Kein Skigebiet vereint Luxus und Natur so harmonisch wie Aspen in den Rocky Mountains. Das liegt mitunter am Schweizer André Roche.
Die Luft scheint klarer, die Sonne gleissender, die Stille lauter, der stahlblaue Himmel unendlich weiter als anderswo: Vor der ersten Abfahrt steht stilles Staunen. In den höchsten Höhen der Rocky Mountains ist die Atemluft für Neuankömmlinge ohnehin knapp und kostbar. Doch angesichts des wild-schönen Panoramas – hier der Castle Peak, dort der Hayden Peak, beide weit über 4000 Meter hoch, dick mit Schnee bedeckt – fehlen ohnehin die Worte.
Die Silver Queen Gondola gleitet auf dem Aspen Mountain vorbei an Wäldchen aus Engelmann-Fichten und Felsengebirgstannen, die der Neuschnee der Nacht bedeckt hat. Um das Winterglück auszukosten, wird man sich gleich fallen lassen und tausend Höhenmeter den Hang hinuntersausen, Linien ziehend und Kurven schwingend, immer wieder eintauchend ins blendend aufstäubende Weiss. Als «champagne powder» werden jene besonders fluffigen, trockenen Flocken gerühmt, die in den Rocky Mountains vom Himmel rieseln. Vergleichbare Bedingungen gibt es anderswo nicht: Aspen hat einen Ruf wie Donnerhall.

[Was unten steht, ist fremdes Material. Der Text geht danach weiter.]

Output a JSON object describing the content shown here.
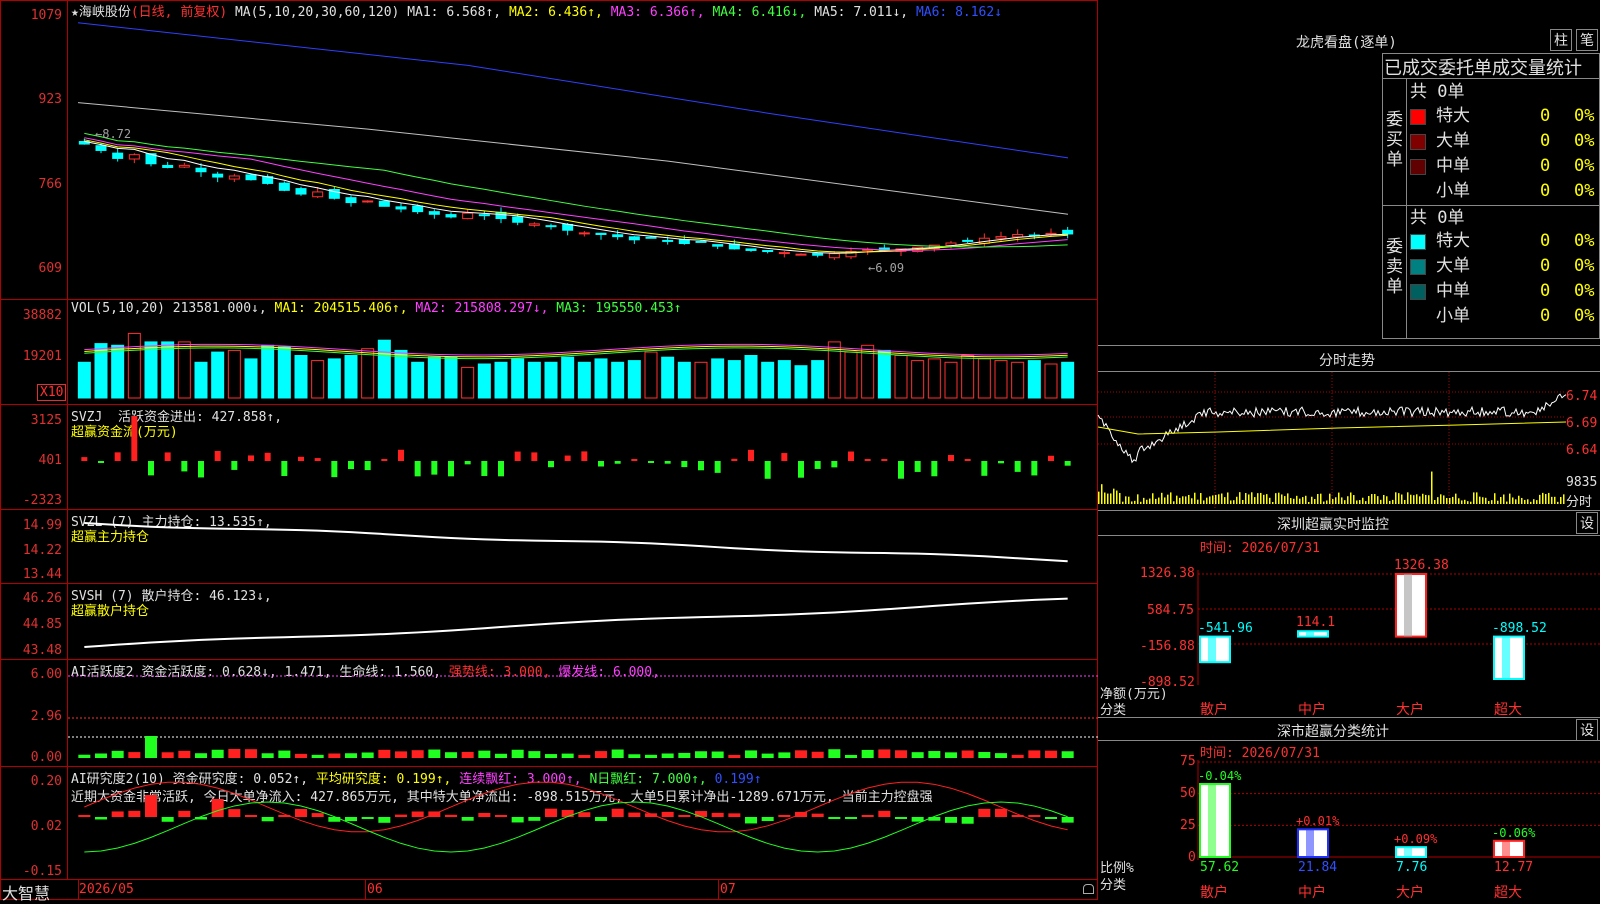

4 Skiberge, 42 Lifte, an denen man selbst am Wochenende kaum anstehen muss, 360 perfekt präparierte Pisten und 5 Terrainparks locken Enthusiasten aus aller Welt an. Anfänger schätzen den Skiberg Buttermilk, Erfahrene erkunden das komplett über 3000 Meter hoch gelegene Hero’s-Areal. Wer es sich zutraut, darf in Colorado auch abseits der Piste beim Tree-Skiing durch verschneite Espenwälder brettern. Dazu kommen grosse Publikums-Events wie die X-Games und The Snow League, bei denen sich nicht nur professionelle Snowboarder und Freeskier messen, sondern auch Athleten mit Schneemobilen Salti schlagen.

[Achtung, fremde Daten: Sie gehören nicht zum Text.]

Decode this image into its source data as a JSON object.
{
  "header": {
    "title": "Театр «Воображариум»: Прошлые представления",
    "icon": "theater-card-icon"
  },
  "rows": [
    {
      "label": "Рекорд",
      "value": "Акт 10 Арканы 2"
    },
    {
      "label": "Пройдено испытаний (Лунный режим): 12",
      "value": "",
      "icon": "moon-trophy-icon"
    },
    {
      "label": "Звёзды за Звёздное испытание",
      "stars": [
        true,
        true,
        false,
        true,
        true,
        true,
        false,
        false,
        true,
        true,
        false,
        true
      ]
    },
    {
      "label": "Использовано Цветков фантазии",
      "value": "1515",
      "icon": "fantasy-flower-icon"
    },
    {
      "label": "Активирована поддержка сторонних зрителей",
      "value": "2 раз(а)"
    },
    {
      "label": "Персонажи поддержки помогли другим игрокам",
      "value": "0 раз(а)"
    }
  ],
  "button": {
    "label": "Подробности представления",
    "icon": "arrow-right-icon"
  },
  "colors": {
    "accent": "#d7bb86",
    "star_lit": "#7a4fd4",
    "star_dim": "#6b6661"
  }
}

«Living the high life»: Ein gut gefülltes Konto hilft, um Winterferien in Aspen zu geniessen. Daher wird es am Aspen Airport zu Beginn der Skisaison eng mit Parkplätzen – für die Privatjets auf dem Vorfeld. Nicht nur beim Shoppen in den Edelboutiquen glüht die Kreditkarte: Im Beverly Hills der Berge verlangt das Fünf-Sterne-Resort «The Little Nell» 2500 Dollar fürs Zimmer pro Nacht, das Frühstück kostet extra. Nirgendwo in Amerika köpft man mehr Flaschen Veuve Clicquot als beim Après-Ski in der Bar «Cloud Nine». Statt nur Ferien zu machen, wollen die Gäste auch Eigentum erwerben. Das Minenstädtchen mit seinen historischen Backsteinbauten ist zu einer der teuersten Gemeinden des Landes avanciert: Häuschen kosten im Schnitt 13 Millionen Dollar. Da ist die jährliche Gebühr für den Aspen Mountain Club mit 350 000 Dollar quasi ein Schnäppchen.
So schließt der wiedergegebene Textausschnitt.